Freunde versichern, sie hätten Thomas Bernhard niemals ein Buch lesen sehen. Im Vierkanthof in Ohlsdorf war Platz nur für die eigenen Werke, die aber in siebenfacher Ausführung nach Farben geordnet. Was in der Lächerlichkeit und Erbarmungswürdigkeit bleibt, ist das eigene Werk. Die bedingungslose Leidenschaft für das Werk ist die Haltung einer Generation ausgestorbener und aussterbender Künstler.

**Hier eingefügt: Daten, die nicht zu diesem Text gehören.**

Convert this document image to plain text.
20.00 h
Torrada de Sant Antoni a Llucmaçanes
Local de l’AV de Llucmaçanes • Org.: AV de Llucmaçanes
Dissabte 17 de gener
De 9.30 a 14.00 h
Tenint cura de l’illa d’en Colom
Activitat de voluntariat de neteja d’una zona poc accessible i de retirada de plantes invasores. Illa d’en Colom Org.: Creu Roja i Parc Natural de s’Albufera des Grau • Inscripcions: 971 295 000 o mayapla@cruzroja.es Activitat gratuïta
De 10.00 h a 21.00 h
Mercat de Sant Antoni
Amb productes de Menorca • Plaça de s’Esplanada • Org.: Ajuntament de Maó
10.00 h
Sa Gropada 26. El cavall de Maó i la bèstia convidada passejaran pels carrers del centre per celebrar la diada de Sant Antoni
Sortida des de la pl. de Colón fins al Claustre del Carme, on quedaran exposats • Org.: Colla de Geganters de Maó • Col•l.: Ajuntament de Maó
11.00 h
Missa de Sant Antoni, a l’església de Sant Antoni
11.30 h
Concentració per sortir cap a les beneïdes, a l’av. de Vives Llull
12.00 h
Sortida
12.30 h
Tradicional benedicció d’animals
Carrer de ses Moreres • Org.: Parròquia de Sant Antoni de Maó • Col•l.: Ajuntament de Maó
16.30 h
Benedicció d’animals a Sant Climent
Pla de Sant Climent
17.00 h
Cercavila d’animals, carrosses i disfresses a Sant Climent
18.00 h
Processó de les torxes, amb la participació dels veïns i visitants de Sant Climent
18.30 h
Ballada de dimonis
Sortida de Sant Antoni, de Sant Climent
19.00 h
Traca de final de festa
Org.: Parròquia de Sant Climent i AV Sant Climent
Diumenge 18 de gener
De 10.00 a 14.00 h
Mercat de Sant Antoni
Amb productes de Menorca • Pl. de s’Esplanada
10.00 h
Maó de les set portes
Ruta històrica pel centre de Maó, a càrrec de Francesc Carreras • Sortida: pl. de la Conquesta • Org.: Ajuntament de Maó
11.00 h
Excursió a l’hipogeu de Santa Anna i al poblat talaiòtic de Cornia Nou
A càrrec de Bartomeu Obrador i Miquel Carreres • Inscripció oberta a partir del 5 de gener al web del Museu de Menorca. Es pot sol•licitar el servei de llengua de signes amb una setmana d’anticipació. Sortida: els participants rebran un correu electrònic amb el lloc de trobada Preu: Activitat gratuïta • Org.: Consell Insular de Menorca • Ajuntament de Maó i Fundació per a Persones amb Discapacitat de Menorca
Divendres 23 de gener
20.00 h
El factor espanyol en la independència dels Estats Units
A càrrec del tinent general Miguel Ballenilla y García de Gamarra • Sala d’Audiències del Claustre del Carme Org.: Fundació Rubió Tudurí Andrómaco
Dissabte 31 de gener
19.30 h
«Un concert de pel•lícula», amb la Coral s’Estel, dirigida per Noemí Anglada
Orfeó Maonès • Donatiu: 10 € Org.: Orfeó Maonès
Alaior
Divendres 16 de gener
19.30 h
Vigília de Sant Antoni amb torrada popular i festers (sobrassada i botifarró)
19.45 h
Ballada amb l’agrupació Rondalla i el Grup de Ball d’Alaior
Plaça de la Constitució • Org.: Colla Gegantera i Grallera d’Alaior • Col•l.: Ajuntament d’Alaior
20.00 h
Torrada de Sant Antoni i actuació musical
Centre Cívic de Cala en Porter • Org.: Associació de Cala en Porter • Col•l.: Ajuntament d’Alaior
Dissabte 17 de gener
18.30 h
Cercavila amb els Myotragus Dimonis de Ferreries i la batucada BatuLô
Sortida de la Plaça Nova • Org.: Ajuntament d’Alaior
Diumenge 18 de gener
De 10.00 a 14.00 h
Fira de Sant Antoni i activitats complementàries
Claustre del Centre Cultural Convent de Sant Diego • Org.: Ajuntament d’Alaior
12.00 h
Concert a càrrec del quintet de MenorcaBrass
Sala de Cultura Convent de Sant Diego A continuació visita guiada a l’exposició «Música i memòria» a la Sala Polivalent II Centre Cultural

Thomas Bernhard hat der Fixierung auf das Kunstwerk als Geistesprodukt eine Verfalls- und Krankheitsgeschichte geschrieben. Die Pathologie des Schaffens, die dabei entsteht, greift unserer Zeit voraus, in der, wie es bei Peter Bürger heißt, die Qualität eines Künstlers nicht mehr abhängt von der raumgreifenden Gestalt seines Werkes, sondern von der Intensität, mit der er sein eigenes Verschwinden denkt.